In early 2022, the exceptional weather conditions allowed the Spanish Meteor Network (SPMN) to study 15 dazzling fireballs streaking across the sky. This work traces these meteoroids back to their cosmic origins and determine if any of these visitors could have dropped meteorites on Earth.

The extraordinary weather conditions available between February and March 2022 over Spain have allowed us to analyze the brightest fireballs recorded by the monitoring stations of the Spanish Meteor Network (SPMN). We study the atmospheric flight of 15 large meteoroids to determine if they are meteorite dropper events to prepare campaigns to search for freshly fallen extraterrestrial material. We investigate their origins in the Solar System and their dynamic association with parent bodies and meteoroid streams. Employing our Python pipeline 3D-FireTOC, we reconstruct the atmospheric trajectory utilizing ground-based multi-station observations and compute the heliocentric orbit. In addition, we apply an ablation model to estimate the initial and terminal mass of each event.

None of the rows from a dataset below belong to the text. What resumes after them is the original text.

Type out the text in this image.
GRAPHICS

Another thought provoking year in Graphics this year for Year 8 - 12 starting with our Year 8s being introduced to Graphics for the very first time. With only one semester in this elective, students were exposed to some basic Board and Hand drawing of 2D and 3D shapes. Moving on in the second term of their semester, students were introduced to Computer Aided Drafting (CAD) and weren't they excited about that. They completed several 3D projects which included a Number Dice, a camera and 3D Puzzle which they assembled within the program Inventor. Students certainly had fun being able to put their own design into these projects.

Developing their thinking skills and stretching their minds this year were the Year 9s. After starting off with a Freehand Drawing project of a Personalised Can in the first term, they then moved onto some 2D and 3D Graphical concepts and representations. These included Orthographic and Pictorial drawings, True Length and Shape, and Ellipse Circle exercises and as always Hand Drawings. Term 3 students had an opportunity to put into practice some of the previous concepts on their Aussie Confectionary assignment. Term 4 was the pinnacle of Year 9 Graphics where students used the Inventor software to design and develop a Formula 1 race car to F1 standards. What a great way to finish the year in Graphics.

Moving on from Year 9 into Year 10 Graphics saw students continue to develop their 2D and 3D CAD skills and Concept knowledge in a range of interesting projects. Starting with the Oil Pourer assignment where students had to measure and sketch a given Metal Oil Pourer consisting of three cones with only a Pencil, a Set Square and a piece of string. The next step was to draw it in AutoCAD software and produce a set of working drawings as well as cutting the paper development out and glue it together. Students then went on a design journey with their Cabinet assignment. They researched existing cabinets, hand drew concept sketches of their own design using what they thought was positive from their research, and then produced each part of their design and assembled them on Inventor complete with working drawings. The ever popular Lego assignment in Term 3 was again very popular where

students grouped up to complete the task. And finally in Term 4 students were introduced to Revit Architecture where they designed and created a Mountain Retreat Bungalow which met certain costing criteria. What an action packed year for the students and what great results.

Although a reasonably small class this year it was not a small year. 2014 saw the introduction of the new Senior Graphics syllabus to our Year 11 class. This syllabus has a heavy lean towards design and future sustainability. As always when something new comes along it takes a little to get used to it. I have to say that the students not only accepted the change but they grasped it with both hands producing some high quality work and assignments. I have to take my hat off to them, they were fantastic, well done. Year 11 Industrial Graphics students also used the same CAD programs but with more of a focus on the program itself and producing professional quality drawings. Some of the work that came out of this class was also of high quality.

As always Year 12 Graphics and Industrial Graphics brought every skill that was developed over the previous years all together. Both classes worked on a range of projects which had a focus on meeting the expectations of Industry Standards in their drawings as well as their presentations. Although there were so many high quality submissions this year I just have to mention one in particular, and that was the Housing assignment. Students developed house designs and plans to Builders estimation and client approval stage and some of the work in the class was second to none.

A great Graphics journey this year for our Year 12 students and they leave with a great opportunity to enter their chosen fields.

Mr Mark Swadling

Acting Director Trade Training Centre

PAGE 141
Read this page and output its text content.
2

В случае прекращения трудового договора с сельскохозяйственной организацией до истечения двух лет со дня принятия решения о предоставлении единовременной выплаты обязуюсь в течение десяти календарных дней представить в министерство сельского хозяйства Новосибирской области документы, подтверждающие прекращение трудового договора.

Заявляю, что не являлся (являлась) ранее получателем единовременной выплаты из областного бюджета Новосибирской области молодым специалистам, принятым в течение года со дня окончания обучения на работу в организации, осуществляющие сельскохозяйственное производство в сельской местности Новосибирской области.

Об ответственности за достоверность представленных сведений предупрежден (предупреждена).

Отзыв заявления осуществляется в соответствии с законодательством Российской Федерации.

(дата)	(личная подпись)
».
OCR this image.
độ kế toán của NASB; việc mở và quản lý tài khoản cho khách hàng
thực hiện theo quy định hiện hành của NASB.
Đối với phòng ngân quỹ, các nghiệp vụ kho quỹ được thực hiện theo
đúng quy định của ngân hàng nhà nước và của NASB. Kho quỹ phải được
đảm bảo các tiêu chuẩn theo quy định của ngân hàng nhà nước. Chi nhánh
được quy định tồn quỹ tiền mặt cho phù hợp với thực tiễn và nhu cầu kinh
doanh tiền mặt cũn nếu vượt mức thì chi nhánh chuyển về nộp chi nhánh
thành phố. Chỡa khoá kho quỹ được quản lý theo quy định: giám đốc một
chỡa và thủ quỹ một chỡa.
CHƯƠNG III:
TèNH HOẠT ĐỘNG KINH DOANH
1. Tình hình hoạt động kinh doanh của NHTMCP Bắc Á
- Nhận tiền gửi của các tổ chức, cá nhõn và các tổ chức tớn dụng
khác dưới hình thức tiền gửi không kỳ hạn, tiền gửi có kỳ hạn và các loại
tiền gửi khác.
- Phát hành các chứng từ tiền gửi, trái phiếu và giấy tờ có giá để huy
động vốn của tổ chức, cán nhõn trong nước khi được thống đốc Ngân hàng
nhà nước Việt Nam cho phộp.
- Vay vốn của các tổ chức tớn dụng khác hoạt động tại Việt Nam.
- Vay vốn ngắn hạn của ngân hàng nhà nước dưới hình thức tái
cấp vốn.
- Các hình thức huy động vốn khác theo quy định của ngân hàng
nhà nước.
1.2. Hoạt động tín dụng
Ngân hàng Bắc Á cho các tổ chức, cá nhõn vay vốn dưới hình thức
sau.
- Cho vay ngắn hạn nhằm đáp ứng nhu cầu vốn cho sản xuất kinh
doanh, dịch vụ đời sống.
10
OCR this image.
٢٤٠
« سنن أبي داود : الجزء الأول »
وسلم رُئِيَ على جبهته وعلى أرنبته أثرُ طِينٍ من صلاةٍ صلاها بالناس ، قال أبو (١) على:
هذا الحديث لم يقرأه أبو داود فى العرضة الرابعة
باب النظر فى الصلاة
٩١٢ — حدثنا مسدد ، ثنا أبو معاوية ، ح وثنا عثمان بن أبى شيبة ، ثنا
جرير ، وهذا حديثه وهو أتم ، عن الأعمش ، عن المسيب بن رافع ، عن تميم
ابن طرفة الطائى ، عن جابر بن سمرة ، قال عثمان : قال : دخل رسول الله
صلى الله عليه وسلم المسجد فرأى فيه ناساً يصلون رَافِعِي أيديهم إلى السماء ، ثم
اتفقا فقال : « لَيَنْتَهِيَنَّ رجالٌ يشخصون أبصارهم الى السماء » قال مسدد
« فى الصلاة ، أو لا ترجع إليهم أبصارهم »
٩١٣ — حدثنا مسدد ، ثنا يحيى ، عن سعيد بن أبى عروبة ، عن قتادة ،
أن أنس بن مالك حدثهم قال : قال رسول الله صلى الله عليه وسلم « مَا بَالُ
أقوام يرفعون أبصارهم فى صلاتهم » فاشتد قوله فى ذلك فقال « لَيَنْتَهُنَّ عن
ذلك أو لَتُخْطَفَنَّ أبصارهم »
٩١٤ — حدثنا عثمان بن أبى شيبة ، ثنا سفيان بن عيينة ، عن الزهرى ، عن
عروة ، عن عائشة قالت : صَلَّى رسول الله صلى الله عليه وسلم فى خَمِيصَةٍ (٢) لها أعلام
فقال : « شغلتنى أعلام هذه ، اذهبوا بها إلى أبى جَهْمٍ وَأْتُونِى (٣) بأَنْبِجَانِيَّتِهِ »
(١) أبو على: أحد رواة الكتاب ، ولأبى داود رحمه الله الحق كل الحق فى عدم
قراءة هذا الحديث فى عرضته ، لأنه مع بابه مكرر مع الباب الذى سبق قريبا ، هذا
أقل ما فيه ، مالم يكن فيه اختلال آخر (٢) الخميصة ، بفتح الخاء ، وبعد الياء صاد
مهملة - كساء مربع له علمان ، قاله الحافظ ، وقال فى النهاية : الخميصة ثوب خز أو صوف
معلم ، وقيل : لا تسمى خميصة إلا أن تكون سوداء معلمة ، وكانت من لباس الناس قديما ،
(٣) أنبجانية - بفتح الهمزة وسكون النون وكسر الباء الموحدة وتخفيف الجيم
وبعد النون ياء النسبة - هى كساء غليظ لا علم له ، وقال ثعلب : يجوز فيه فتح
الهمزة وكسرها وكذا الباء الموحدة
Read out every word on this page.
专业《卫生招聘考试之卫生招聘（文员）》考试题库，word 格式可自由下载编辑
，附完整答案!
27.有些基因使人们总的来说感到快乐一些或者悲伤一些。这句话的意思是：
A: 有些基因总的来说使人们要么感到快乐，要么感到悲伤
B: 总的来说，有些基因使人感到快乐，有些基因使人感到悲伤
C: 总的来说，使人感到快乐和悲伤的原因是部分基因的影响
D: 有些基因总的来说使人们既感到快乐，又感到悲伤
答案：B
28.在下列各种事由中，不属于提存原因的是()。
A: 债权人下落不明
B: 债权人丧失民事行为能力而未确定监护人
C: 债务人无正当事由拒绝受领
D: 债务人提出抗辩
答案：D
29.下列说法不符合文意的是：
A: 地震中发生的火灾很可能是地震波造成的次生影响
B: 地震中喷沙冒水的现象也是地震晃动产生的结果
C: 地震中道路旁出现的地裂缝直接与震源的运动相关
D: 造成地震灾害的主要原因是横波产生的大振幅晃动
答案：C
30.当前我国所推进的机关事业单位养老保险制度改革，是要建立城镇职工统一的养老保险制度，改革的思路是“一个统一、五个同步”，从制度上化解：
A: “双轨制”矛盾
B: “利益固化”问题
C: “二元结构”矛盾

Using a dissimilarity criterion and propagating backward in time, we check the connection of these meteoroids with known complexes and near-Earth objects. We also calculate if the orbits are compatible with recent meteoroid ejections. We find that ~27% of these fireballs are dynamically associated with minor meteoroid streams and exhibit physical properties of cometary bodies, as well as one associated with a near-Earth asteroid. We identify two meteorite-producing events; however, the on-site search was unsuccessful. By considering that these fireballs are mostly produced by cm-sized rocks that might be the fragmentation product of much larger meteoroids, our findings emphasize the idea that the population of near-Earth objects is a source of near-term impact hazards, existing large Earth-colliding meteoroids in the known complexes.

This work has been published in Monthly Notices of the Royal Astronomical Society.